The modification agreement also provided that 'the contractor expressly agrees that it has now fully, thoroughly, and completely examined, inspected, and familiarized itself with all matters and things relating to said contract, and the specifications thereof.' At the time of the modification the pipeline had not yet begun to encroach upon the areas of greatest difficulty. The trial court found that nothing that Souza had done on the job prior to that date, and no independent information then available to it, disclosed to Souza or reasonably should have disclosed the existence of the extensive unstable conditions soon to be encountered.

The clause calling for and representing that the contractor had undertaken a full examination and inspection of 'all matters and things relating' to the contract does not bar the contractor's claim of reliance. Reliance generally is a question of fact (see Elkind v. Woodward (1957) 152 Cal.App.2d 170, 179, 313 P.2d 66), and any investigation undertaken may well have been imperfect Because of the preexisting and continuing misrepresentation by nondisclosure. (See Shearer v. Cooper (1943) 21 Cal.2d 695, 704, 134 P.2d 764; Sanfran Co. v. Rees Blow Pipe Mfg. Co. (1959) 168 Cal.App.2d 191. 203, 335 P.2d 995.)

The trial court could properly find that the misrepresentations of the city continued to be relied upon by the contractor during and subsequent to negotiations over the modification, despite the investigation clause, and despite the fact that the parties had engaged in a dispute involving the alleged falsity of another of the city's representations--the compactability of the native soils specified for use as backing material. (Cf. Shearer v. Cooper, supra, 21 Cal.2d 695, 703--704, 134 P.2d 764; Sanfran Co. v. Rees Blow Pipe Mfg. Co., supra, 168 Cal.App.2d 191, 203, 335 P.2d 995). The exculpatory provisions in the modification agreement must fall for the same reasons that the provisions in the original contract could not excuse the fraud of active concealment. (See, e.g., United States v. Atlantic Dredging Co., supra, 253 U.S. 1, 40 S.Ct. 423, 64 L.Ed. 735.)

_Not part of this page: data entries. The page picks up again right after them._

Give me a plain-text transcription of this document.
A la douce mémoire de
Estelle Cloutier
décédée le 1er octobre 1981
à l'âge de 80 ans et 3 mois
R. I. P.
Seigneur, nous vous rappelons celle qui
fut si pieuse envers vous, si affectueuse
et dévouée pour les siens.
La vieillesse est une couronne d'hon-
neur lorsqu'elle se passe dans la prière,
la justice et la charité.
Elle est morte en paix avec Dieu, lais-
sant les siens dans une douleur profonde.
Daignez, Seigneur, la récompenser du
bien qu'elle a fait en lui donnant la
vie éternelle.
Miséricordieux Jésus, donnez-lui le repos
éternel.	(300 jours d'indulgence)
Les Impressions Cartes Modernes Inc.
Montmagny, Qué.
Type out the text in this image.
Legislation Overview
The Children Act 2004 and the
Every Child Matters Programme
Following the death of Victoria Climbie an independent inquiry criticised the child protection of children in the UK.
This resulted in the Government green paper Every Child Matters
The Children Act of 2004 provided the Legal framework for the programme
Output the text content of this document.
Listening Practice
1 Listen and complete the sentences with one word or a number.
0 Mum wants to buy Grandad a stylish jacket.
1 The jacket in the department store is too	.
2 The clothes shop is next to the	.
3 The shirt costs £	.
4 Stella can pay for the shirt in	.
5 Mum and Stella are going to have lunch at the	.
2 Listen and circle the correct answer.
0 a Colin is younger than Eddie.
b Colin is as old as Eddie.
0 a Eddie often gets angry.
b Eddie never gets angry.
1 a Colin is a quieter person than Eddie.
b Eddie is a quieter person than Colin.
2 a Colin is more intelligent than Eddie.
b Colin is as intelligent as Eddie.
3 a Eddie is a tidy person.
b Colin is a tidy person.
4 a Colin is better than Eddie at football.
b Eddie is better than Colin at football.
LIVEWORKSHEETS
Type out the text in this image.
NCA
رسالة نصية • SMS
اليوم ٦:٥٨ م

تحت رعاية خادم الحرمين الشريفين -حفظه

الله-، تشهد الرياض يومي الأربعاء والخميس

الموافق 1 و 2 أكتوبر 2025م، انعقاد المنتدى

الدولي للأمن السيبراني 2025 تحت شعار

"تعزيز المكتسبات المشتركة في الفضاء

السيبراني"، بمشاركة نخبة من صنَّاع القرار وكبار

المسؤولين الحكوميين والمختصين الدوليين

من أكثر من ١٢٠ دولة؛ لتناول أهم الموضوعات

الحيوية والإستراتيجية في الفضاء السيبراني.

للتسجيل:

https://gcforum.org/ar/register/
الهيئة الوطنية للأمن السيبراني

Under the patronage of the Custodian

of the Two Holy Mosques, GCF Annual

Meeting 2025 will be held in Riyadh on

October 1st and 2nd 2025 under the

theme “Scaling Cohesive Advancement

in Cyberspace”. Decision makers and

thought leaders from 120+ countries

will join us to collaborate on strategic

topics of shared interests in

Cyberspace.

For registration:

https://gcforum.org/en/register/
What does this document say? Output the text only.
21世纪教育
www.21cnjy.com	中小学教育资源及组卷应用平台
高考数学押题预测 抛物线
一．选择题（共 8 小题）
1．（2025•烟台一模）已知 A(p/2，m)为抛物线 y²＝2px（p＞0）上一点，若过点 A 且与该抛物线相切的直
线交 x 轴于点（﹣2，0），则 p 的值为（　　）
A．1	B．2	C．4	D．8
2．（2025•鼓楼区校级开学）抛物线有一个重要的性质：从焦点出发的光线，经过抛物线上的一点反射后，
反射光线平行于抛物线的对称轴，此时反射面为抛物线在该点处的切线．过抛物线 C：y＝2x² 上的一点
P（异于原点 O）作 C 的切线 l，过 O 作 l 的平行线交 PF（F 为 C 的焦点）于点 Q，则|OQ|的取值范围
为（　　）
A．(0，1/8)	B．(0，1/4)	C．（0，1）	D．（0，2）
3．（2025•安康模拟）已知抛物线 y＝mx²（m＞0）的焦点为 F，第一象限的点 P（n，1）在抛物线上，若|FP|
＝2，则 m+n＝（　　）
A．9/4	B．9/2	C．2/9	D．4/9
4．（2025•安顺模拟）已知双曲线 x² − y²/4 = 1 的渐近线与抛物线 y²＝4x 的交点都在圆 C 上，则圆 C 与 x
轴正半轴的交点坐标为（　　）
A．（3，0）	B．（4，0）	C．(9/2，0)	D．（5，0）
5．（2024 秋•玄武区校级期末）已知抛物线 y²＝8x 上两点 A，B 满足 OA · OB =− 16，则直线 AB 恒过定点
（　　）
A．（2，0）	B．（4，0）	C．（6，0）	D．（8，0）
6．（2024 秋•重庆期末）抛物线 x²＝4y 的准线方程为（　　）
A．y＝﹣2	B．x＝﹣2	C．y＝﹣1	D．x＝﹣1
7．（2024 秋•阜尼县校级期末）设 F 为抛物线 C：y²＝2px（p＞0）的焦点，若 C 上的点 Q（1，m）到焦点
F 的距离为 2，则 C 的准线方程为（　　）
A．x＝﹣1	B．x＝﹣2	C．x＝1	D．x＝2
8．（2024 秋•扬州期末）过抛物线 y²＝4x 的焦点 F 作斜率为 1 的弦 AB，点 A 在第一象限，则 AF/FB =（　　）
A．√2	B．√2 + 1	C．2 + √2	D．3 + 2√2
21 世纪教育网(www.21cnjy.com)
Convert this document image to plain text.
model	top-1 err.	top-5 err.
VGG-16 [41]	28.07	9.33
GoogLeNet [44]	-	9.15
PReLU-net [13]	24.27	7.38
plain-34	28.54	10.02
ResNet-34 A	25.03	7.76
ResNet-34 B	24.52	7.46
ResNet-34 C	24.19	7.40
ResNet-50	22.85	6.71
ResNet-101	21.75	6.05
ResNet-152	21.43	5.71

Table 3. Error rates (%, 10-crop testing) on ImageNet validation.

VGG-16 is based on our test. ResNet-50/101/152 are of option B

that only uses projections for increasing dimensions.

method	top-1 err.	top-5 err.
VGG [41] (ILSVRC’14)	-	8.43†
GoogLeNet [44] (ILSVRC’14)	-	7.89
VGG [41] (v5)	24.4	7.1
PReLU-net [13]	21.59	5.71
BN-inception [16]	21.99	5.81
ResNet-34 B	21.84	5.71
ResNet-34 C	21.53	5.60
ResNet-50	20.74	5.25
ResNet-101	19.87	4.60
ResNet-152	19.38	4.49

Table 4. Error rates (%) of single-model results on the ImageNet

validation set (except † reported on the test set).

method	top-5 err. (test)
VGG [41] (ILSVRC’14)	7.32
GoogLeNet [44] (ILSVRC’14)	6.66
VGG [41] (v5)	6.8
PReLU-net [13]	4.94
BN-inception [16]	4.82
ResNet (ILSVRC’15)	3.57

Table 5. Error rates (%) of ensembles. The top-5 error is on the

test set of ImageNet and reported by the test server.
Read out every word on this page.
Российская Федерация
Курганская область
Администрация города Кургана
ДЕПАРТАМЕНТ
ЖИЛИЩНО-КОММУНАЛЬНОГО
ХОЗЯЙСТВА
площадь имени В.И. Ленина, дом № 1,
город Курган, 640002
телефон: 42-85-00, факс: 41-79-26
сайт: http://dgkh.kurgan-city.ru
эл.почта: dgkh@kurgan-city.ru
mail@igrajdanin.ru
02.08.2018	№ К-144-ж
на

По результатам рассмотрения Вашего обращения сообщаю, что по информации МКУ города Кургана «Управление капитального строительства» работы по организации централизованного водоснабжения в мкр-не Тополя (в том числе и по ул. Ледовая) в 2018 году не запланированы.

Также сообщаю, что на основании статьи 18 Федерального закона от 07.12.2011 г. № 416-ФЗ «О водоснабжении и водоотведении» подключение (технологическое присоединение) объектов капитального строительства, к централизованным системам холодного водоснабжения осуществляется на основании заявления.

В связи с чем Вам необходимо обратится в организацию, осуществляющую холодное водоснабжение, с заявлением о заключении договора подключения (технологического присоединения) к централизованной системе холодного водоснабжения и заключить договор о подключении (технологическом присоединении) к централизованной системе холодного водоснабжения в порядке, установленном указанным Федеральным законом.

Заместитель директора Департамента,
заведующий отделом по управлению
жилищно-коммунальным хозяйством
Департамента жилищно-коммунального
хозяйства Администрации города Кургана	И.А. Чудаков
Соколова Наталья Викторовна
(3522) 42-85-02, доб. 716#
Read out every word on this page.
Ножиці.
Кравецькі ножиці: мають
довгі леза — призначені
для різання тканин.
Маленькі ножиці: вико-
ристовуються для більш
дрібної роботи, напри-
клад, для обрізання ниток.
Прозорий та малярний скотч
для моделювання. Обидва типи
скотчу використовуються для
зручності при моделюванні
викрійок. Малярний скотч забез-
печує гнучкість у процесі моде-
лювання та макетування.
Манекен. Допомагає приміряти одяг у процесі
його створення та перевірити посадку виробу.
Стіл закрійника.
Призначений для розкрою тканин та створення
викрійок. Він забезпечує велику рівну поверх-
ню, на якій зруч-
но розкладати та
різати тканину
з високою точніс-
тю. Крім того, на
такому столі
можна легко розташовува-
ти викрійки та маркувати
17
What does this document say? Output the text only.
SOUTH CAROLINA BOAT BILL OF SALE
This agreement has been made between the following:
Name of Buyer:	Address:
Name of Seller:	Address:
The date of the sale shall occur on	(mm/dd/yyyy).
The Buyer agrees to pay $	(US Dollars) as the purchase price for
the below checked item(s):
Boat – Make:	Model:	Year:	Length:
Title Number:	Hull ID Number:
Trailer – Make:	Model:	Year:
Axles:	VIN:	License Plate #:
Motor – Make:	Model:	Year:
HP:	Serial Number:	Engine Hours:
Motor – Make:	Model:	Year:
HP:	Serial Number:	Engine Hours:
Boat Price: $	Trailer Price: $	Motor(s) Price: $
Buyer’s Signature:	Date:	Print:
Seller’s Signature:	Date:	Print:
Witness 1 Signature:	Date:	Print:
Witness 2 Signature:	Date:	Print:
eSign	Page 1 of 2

The city next argues that the trial court did not properly find the amount of damages, asserting that there was no competent evidence to support the amount found. There is no requirement that the trial court set out either its computations, or the particular evidence upon which it may have relied in determining the amount of damages. (See Gollaher v. Midwood Constr. Co. (19...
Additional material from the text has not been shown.